The move, announced at the RSA Conference 2013 here this week, might initially have been jarring to some in the channel community. Valentine, often perceived to be synonymous with unified threat management firm Fortinet Inc., had been the channel face of the company since he came on board in 2007.
However, Valentine was a likely a top candidate for Sophos for a lot of reasons – among them were his extensive network security experience coupled with demonstrated ability to align and grow channels.
Valentine started his career at Panasonic, but got his feet wet in networking security channels by holding senior roles WatchGuard, Inc. as well as SonicWall, now under the auspices of parent company Dell Inc.
But where Valentine truly made a name for himself was Fortinet. Most notably Valentine made his mark by expanding Fortinet’s sales and reach, putting it on the map as a fair, profitable, and easy-to-work with channel company that garnered the firm strong respect within the partner community. During his tenure with the Sunnyvale, Calif.-based company, Valentine more than doubled channel revenue from $200 million to more than $500 million by the end of 2012.
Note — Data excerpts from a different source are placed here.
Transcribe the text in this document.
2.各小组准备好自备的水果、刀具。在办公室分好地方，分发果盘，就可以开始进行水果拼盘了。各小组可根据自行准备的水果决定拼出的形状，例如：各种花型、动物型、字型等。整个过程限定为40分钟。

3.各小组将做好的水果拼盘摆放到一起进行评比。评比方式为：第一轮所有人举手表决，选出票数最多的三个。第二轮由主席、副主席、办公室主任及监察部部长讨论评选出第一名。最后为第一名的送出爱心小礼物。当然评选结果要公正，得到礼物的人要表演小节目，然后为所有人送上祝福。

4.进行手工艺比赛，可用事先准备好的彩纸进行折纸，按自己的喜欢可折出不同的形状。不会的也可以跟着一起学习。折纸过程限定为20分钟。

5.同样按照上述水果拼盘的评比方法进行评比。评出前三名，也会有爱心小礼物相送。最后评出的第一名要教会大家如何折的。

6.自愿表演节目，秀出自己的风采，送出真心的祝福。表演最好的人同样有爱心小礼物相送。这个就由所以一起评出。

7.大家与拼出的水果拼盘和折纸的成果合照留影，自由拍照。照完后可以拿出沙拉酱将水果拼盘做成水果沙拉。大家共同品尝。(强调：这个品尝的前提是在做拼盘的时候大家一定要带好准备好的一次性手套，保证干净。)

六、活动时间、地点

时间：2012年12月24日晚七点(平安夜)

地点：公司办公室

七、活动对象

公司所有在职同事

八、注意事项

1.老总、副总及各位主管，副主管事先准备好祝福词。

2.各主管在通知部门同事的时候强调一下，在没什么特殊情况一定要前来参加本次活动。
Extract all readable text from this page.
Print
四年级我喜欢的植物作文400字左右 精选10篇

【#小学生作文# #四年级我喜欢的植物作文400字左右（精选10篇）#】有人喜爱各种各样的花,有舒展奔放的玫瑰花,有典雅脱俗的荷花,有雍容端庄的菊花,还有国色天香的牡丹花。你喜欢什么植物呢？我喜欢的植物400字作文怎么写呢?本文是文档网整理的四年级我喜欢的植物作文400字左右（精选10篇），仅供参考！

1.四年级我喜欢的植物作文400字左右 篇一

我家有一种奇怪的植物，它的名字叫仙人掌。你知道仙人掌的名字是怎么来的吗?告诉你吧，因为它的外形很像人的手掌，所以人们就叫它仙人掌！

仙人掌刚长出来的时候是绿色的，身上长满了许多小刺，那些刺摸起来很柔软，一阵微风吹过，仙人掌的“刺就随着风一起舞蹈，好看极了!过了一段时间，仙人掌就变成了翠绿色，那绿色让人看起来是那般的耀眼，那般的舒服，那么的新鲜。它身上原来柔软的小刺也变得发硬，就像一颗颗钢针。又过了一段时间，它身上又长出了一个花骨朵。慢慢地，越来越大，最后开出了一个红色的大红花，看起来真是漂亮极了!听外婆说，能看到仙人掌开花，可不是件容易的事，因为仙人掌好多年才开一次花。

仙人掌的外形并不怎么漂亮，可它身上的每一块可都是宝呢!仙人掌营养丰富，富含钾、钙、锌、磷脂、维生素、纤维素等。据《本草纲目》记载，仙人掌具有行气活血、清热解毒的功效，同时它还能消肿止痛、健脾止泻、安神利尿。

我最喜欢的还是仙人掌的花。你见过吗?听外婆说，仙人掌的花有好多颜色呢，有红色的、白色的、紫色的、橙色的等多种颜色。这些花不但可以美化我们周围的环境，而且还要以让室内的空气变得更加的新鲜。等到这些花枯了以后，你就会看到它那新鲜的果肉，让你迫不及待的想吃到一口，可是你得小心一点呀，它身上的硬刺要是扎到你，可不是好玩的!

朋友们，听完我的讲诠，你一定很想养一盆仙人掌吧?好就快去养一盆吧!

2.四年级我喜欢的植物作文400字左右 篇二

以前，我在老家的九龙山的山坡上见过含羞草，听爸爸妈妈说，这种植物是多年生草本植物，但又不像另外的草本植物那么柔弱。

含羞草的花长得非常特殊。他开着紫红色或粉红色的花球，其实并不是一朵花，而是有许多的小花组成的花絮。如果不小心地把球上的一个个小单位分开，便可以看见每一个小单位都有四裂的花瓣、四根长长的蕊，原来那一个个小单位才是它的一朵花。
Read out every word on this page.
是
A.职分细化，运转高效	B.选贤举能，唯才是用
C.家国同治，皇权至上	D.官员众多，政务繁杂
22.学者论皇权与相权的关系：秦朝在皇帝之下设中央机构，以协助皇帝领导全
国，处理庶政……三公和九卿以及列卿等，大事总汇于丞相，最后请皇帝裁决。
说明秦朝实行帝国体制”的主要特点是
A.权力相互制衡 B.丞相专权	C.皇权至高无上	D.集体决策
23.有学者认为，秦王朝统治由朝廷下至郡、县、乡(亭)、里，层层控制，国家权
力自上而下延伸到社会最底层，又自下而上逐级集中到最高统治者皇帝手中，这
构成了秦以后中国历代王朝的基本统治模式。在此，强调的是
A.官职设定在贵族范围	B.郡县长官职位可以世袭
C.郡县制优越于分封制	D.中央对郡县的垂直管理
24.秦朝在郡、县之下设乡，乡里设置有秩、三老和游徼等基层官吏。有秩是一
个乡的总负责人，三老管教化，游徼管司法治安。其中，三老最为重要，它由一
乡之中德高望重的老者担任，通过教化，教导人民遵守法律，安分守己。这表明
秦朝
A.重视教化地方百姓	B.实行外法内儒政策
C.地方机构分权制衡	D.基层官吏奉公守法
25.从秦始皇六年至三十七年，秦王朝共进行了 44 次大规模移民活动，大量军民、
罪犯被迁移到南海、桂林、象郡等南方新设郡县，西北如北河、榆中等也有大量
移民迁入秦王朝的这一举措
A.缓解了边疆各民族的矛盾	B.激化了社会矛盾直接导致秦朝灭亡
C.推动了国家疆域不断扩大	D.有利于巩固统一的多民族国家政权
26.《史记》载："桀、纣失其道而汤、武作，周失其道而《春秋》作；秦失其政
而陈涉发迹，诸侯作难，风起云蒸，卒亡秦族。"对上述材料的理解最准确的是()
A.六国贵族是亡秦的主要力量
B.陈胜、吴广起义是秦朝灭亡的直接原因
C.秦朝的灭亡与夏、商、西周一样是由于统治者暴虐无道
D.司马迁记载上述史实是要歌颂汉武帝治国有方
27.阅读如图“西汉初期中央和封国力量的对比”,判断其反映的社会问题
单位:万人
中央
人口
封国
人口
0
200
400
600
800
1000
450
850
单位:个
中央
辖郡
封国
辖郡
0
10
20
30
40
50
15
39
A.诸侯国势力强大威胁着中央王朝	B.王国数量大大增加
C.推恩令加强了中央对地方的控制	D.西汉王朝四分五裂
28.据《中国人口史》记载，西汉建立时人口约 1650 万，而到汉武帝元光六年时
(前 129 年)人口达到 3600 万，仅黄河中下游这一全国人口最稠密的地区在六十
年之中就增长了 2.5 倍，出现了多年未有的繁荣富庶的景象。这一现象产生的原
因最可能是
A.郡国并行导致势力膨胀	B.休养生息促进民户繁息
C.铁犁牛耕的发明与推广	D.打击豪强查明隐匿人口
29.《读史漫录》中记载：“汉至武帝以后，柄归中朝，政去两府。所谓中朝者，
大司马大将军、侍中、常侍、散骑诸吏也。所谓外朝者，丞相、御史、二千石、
Some of Valentine’s biggest accomplishments at the UTM firm included expanding its North American distribution network, signing on more than 700 new Americas partners and growing the internal channel team by more than 80 percent -- accomplishments that ultimately paved the way for its 2009 IPO.
And it’s possible that Sophos is vying to do the same.
The endpoint security firm expanded into the UTM space with the acquisition of Astaro in 2011. Since then, Sophos has made concerted efforts to revamp its channel in way that combines elements of the two programs, while attempting to bring more Astaro partners into the fold with new training, certification and incentives.
Sophos is still gaining credibility in the UTM space, although, perhaps ironically, faces stiff competition from Fortinet and other better established players. However, the UTM element provided by Astaro gives Sophos partners a bit of a leg up over competitors, with the ability to simultaneously supply both networking and endpoint security solutions for its mid-market and SMB customer base, which would prevent customers from looking elsewhere to satisfy those demands.
However, the company has faced mounting challenges in reconciling its high-touch software sales model with Astaro’s more independent channel model.
And that’s likely where Valentine’s channel acumen will come in. With a proven track record of channel expansion under his belt, Valentine might be just what Sophos needs to align both programs into a streamlined and profitable revenue engine. That in turn, will enable the company to further stretch its channel resources to identify new business and generate new revenue opportunities that will set the stage for future growth.
In light of Valentine’s history, which included overseeing a successful IPO, it’s possible that Sophos is laying the foundation to follow suit. But regardless, it’s likely that Sophos is looking to reconcile silo’d channels and accelerate growth via an empowered channel. To what end will become more clear over the next year.